Neugier und das Interesse am literarischen Werk einer zeitgenössischen Schriftstellerin führt ca 60 Gäste zu den Freimaurerinnen und an einen, für viele von ihnen, unbekannten Ort.An einen besonderen Ort: in das älteste sakrale Gebäude Reutlingens, eine ehemalige Marienkapelle.
An diesem Ort kann man durch die Architektur der Gotik die Symbolik des Bauens und die „Symbolik des Lichts" als ein Bild für aufgeklärtes Denken mit allen Sinnen erleben - beides zentrale Bezüge freimaurerischen Arbeitens. Das aufstrebende Kreuzgewölbe erinnert daran, dass auch zur Freiheit der Gedanken eine kühne Konstruktion notwendig ist, die häufig nur als revolutionäre Tat gegenüber herrschenden Dogmen und Gesetzen zu verwirklichen war - und ist.
Mit Margret Greiner stand an diesem Abend die Literatur im Mittelpunkt, die – wie jede große Kunst - ebenso Auslöser und Träger sozialer Veränderungen sein kann.

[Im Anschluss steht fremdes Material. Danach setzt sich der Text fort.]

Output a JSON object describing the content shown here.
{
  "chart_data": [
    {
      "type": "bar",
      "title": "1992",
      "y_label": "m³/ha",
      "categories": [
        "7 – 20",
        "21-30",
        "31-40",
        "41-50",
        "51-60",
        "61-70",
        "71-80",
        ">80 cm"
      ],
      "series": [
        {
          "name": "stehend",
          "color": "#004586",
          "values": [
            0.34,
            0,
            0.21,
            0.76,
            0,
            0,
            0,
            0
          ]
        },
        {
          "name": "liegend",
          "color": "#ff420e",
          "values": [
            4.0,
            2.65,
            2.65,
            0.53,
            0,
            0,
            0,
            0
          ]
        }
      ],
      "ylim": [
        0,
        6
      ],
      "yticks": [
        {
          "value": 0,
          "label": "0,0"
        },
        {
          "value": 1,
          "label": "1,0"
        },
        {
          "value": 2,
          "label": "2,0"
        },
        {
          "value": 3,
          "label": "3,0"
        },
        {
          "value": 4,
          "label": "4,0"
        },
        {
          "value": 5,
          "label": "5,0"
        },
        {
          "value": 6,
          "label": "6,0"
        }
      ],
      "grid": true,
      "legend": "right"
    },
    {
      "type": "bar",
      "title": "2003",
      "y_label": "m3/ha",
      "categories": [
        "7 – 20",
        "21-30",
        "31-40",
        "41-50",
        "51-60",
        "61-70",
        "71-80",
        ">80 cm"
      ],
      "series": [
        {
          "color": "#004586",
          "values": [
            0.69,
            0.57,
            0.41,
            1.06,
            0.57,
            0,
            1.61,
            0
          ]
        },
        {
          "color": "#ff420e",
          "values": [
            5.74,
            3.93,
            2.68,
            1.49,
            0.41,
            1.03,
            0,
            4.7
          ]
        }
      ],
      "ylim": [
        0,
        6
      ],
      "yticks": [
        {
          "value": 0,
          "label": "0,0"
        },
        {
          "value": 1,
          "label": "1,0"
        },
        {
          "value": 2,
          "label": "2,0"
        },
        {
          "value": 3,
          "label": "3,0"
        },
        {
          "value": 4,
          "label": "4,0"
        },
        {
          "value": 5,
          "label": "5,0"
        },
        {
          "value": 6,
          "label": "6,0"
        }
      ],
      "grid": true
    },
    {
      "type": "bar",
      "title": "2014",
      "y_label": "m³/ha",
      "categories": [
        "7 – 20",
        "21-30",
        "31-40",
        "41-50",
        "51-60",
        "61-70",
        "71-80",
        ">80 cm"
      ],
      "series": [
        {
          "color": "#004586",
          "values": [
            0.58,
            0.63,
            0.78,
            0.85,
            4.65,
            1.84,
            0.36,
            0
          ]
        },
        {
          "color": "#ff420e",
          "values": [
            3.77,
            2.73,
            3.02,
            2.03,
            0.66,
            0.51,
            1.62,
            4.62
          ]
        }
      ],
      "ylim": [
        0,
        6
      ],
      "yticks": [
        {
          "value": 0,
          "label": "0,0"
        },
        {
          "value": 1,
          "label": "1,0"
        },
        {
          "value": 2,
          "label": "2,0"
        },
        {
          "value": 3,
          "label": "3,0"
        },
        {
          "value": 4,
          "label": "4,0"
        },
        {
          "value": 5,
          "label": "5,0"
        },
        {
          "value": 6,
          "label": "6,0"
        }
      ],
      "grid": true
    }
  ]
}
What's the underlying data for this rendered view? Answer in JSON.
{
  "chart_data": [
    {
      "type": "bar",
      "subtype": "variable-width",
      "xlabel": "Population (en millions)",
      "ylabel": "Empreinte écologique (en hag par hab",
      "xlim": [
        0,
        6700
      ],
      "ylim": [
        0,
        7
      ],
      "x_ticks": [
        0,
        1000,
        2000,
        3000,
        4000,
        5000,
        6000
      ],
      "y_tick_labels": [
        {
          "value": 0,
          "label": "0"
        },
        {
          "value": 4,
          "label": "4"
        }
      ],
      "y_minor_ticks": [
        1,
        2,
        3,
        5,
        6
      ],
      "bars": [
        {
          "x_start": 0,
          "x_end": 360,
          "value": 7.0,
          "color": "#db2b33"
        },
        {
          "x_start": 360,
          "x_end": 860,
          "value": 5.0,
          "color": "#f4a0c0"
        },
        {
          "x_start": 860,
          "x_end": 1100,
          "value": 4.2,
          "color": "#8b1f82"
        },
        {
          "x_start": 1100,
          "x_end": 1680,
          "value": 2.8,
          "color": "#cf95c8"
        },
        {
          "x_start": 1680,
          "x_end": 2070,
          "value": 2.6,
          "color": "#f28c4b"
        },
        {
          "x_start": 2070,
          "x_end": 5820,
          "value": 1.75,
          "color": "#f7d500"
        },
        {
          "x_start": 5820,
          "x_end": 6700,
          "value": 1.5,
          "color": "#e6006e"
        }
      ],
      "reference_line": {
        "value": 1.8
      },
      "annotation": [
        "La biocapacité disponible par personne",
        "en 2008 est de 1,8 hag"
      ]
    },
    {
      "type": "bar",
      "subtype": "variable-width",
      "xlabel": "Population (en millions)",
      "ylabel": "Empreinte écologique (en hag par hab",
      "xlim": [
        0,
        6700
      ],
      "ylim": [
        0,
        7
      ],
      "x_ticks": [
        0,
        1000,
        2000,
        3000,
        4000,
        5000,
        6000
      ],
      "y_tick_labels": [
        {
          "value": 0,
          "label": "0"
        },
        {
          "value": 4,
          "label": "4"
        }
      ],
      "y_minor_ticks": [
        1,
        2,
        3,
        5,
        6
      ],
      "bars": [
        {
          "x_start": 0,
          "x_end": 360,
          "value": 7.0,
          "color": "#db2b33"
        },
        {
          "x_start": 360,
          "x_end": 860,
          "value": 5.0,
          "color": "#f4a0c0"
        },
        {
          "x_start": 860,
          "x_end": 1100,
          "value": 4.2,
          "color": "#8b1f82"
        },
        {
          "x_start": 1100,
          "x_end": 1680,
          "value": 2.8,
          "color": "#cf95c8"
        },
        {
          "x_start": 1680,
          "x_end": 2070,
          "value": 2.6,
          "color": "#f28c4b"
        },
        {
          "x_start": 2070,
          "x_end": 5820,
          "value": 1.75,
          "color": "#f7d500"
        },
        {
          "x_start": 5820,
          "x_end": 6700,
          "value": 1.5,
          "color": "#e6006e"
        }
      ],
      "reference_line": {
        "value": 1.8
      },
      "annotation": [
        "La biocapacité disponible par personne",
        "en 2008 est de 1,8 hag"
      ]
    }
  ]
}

Margret Greiner thematisierte in ihren Werken z. B. die Begegnungen unterschiedlichster Ethnien und Religionen, erzählt von den harten Grenzen politischer Wirklichkeit, aber auch von den – noch nicht verwirklichten - Möglichkeiten. In freimaurerischen Sprachjargon heißt das:
„Bauen am Tempel der Menschlichkeit“
Unter der Zielsetzung einer gerechteren und menschenwürdigeren Welt verwendet sie in Ihren Texten auch traditionelle Symboliken, z.B. das kulturübergreifende Bild „Jerusalem ist eine Frau" und durchdenkt es im Hinblick auf eine künftige Bedeutung als „Stadt des Friedens“.
Diese Arbeitsmethodik – wie sie auch Teil der freimaurerischen Arbeit mit Symbolik ist - ermöglicht
die Anknüpfung an universelles Wissen und universelle Werte, die uns über die religiösen und kulturellen Grenzen unseres individuellen Denkens hinausführen.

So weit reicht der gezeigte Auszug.